Un volume de créances douteuses maîtrisé dans les grandes banques mais toujours excessif dans le secteur bancaire local

_ Les créances douteuses de l’ensemble des banques de dépôts s’élevaient à 19,5 milliers de milliards de yens au 31 mars 2006, en recul de 21 % par rapport à l’exercice précédent. Le taux de créances douteuses atteint 3,6 % (4,6 % au 31 mars 2005). Les grandes banques ont poursuivi leur effort d’apurement, leur taux de créances douteuses s’établissant à 1,8 % au 31 mars 2006. Les banques locales (établissements régionaux et coopératifs) continuent cependant de se situer en retrait de cette tendance, compte tenu de l’impact défavorable sur le tissu économique local qu’aurait une politique d’apurement volontariste des créances douteuses. Ces dernières concentrent 75 % de l’encours de créances compromises au 31/03/2006.
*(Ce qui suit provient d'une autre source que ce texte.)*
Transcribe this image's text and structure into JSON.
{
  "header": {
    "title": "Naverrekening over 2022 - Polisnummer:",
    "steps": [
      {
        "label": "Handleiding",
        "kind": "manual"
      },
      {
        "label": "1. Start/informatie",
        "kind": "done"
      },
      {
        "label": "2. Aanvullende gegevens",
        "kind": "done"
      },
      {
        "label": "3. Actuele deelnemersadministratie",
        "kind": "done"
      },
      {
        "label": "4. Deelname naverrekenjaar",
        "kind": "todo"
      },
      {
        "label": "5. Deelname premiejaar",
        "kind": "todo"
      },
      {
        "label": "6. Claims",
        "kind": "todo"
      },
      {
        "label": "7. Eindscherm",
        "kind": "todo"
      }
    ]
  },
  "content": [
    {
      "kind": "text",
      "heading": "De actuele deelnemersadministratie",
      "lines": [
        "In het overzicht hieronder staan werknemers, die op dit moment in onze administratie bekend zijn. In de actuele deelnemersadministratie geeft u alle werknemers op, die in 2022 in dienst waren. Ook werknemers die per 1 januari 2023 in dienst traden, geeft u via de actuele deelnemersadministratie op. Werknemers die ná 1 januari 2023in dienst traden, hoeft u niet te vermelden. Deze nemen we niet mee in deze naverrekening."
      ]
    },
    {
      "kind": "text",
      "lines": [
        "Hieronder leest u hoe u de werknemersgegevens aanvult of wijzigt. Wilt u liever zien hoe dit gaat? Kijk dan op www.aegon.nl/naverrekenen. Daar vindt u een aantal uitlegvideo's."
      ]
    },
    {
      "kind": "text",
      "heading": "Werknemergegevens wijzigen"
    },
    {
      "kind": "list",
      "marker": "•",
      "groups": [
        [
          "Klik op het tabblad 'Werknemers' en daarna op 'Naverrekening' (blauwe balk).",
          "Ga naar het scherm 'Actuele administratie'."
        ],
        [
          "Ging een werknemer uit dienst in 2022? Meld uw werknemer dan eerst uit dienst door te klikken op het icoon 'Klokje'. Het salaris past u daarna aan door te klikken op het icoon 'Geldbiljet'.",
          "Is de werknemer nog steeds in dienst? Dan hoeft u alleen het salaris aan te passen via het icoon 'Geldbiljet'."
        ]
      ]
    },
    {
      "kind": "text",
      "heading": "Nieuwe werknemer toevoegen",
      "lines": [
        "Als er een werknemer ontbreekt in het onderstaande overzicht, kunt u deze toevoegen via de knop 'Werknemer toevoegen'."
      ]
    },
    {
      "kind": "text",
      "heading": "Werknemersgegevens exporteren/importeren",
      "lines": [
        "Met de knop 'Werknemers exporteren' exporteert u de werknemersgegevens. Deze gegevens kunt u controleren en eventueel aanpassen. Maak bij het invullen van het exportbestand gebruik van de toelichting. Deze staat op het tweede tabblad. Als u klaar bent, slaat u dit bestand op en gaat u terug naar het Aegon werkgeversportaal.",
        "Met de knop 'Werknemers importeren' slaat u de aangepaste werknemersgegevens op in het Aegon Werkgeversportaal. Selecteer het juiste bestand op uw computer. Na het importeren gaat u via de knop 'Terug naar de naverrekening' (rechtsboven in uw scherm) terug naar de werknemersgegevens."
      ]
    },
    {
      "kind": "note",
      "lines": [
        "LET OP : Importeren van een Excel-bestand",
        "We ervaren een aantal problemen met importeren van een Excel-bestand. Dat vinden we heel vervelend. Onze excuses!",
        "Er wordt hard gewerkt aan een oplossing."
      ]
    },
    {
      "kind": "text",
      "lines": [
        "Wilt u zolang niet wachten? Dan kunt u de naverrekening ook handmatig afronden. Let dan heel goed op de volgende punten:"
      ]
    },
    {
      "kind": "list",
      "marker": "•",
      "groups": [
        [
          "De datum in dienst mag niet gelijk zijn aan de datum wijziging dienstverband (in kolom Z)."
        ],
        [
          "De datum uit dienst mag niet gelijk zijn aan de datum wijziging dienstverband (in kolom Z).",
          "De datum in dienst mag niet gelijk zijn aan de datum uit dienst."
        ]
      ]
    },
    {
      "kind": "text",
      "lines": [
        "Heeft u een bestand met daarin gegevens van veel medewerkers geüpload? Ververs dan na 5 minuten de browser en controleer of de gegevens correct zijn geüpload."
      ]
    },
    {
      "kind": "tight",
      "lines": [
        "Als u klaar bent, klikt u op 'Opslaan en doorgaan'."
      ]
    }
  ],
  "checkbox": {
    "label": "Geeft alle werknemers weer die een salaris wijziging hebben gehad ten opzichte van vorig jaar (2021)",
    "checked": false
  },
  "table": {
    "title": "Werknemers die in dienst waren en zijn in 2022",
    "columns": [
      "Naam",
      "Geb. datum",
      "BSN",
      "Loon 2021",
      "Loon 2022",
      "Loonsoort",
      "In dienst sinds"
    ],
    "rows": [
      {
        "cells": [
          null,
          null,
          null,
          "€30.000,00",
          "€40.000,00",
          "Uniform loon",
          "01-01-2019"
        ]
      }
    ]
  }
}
Fonds propres : dans l’attente d’une normalisation

_ Les grandes banques japonaises disposent de fonds propres qui leur permettent d’afficher des ratios de solvabilité nettement supérieurs au minimum réglementaire de 8 %, s’échelonnant, au 31/03/2006, de 10 % pour RESONA à 12,4 % pour SMFG. Cette capitalisation apparemment satisfaisante masque toutefois plusieurs facteurs de fragilité liés aux caractéristiques de leurs fonds propres, même si la situation d’ensemble s’est améliorée :
– les banques ont bénéficié en 1998, 1999 et 2003 d’injections de fonds publics en capital ou quasi-capital (remboursables) pour un montant global de 12 381 milliards de yens. Lors de l’exercice 2005, 1 762 milliards de yens ont été remboursés. A fin juillet 2006, MIZUHO, MUFG et Sumitomo avaient remboursé la totalité de leur fonds ;
– les actifs représentatifs de crédits d’impôts futurs éventuels (« impôts différés »), bien que globalement en diminution notable, représentent encore une fraction non négligeable des fonds propres de base (notamment chez SMFG). La question fait progressivement débat auprès des autorités japonaises : un plafonnement des « impôts différés » pourrait être envisagé comme aux Etats-Unis ;
– les fonds propres complémentaires comprennent des montants significatifs de provisions générales sur prêts et de plus-values latentes (sur titres et immobilisations corporelles), éléments par nature moins stables que du capital ou des emprunts subordonnés.

_ Ainsi, les ratios de solvabilité rapportés aux fonds propres de base, retraités des impôts différés et des dotations en fonds publics, font apparaître des marges de manœuvres assez étroites au 31 mars 2006 (au 31 décembre 2005, le Tier 1 de BNPP, de la Société Générale et du Crédit Agricole s’élevaient respectivement à 7,6 %, 7,6 % et 7,9 %). Le Tier 1 est négatif pour RESONA en raison de l’importance des fonds publics restant à rembourser.